Evaluate the following integral along two different contours, (a) a circle of radius |z|=1/2 centered at the origin, and (b) a circle of radius |z|=3 centered at the origin.

Homework Equations

$$I= \oint \, \frac{dz}{(z^2-1)}$$

The Attempt at a Solution

I'm not sure that I'm doing this right because I keep getting zero for both integrals (maybe the limits are incorrect?)...

(a) Along this circle, |z|=r=1/2 and $z=re^{i \theta} \, \, dz = i r e^{i \theta} d \theta$ and the integral becomes

$$I= \oint \, \frac{dz}{(z^2-1)}= \oint \frac{i r e^{i \theta}d \theta}{r^2-1} = \frac{ir}{r^2-1} \oint_0^{2 \pi}e^{i \theta}d \theta = \frac{ir}{r^2-1} [sin(\theta)-i cos(\theta)]|_0^{2 \pi} = \frac{ir}{r^2-1}(-i+i)=0$$

In part (b) the value of r changes but the integrand stays the same so I get zero again..what am I doing wrong?

 

[Dick]

You should get zero for both integrals. But you are also not doing it right. z^2 isn't r^2, it's r^2*exp(2*i*theta). Aren't you supposed to be doing this with the residue theorem?

 

[ideasrule]

In part (b) the value of r changes but the integrand stays the same so I get zero again..what am I doing wrong?

ANY contour integral will give you exactly the same result, so long as the same poles are surrounded. Put in another way, contour integrals depend only on what poles they enclose (leading to the residue theorem that Dick mentioned), not on the path of integration.

 

[kreil]

You should get zero for both integrals. But you are also not doing it right. z^2 isn't r^2, it's r^2*exp(2*i*theta). Aren't you supposed to be doing this with the residue theorem?

I thought you when you square z you use the complex conjugate (canceling the e's to 1)..?

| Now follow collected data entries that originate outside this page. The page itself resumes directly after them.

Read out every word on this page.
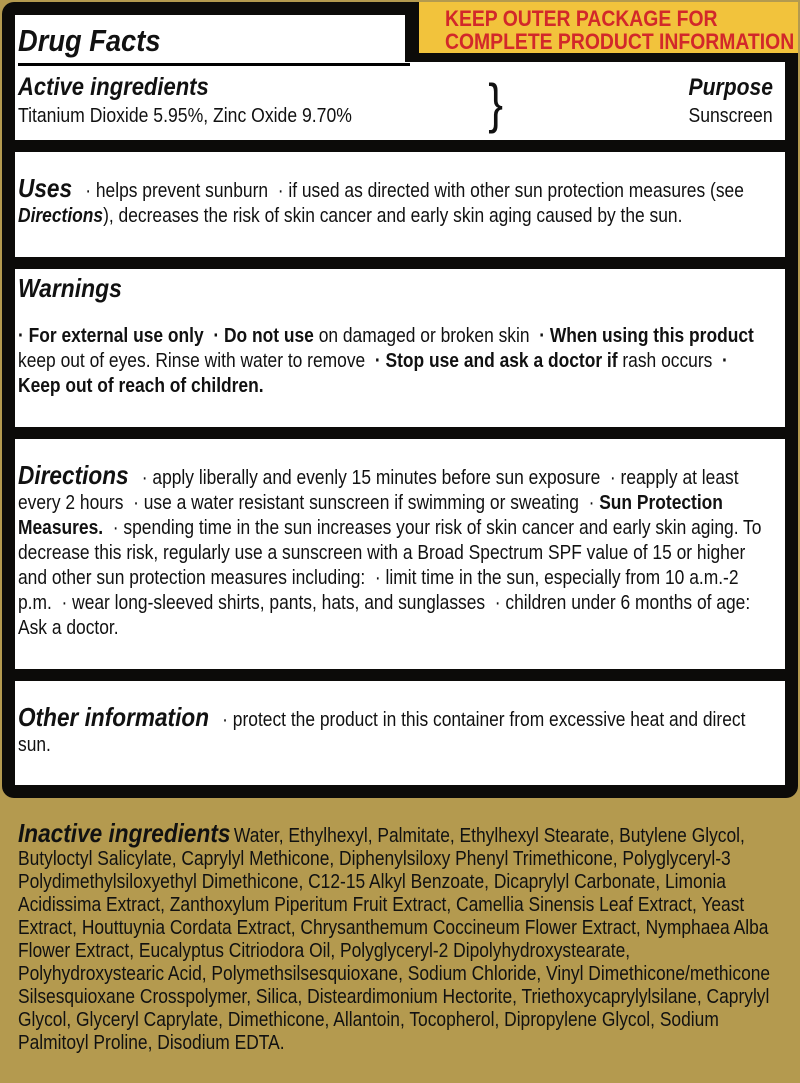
Drug Facts
Active ingredients	Purpose
Titanium Dioxide 5.95%, Zinc Oxide 9.70%	Sunscreen
}

Uses  · helps prevent sunburn  · if used as directed with other sun protection measures (see Directions), decreases the risk of skin cancer and early skin aging caused by the sun.

Warnings

· For external use only · Do not use on damaged or broken skin  · When using this product keep out of eyes. Rinse with water to remove  · Stop use and ask a doctor if rash occurs  · Keep out of reach of children.

Directions  · apply liberally and evenly 15 minutes before sun exposure  · reapply at least every 2 hours  · use a water resistant sunscreen if swimming or sweating  · Sun Protection Measures.  · spending time in the sun increases your risk of skin cancer and early skin aging. To decrease this risk, regularly use a sunscreen with a Broad Spectrum SPF value of 15 or higher and other sun protection measures including:  · limit time in the sun, especially from 10 a.m.-2 p.m.  · wear long-sleeved shirts, pants, hats, and sunglasses  · children under 6 months of age: Ask a doctor.

Other information  · protect the product in this container from excessive heat and direct sun.

Inactive ingredients Water, Ethylhexyl, Palmitate, Ethylhexyl Stearate, Butylene Glycol, Butyloctyl Salicylate, Caprylyl Methicone, Diphenylsiloxy Phenyl Trimethicone, Polyglyceryl-3 Polydimethylsiloxyethyl Dimethicone, C12-15 Alkyl Benzoate, Dicaprylyl Carbonate, Limonia Acidissima Extract, Zanthoxylum Piperitum Fruit Extract, Camellia Sinensis Leaf Extract, Yeast Extract, Houttuynia Cordata Extract, Chrysanthemum Coccineum Flower Extract, Nymphaea Alba Flower Extract, Eucalyptus Citriodora Oil, Polyglyceryl-2 Dipolyhydroxystearate, Polyhydroxystearic Acid, Polymethsilsesquioxane, Sodium Chloride, Vinyl Dimethicone/methicone Silsesquioxane Crosspolymer, Silica, Disteardimonium Hectorite, Triethoxycaprylylsilane, Caprylyl Glycol, Glyceryl Caprylate, Dimethicone, Allantoin, Tocopherol, Dipropylene Glycol, Sodium Palmitoyl Proline, Disodium EDTA.

KEEP OUTER PACKAGE FOR
COMPLETE PRODUCT INFORMATION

$$z^2=zz^*=r^2 e^{i \theta}e^{-i \theta}=r^2$$

Also, we haven't gotten to the residue theorem yet in the class so I don't believe I need to use it

 

[Dick]

zz* should be written as |z|^2. If someone is being really sloppy, like a physicist (and I'm one, so don't get me wrong here) they might just write z^2 instead. But I don't think that's what's meant here. If you haven't done the residue theorem, then you might have to do it the hard way. exp(2*i*theta)=cos(2*theta)+isin(2*theta). Try and convert it to real integrals and work each one out.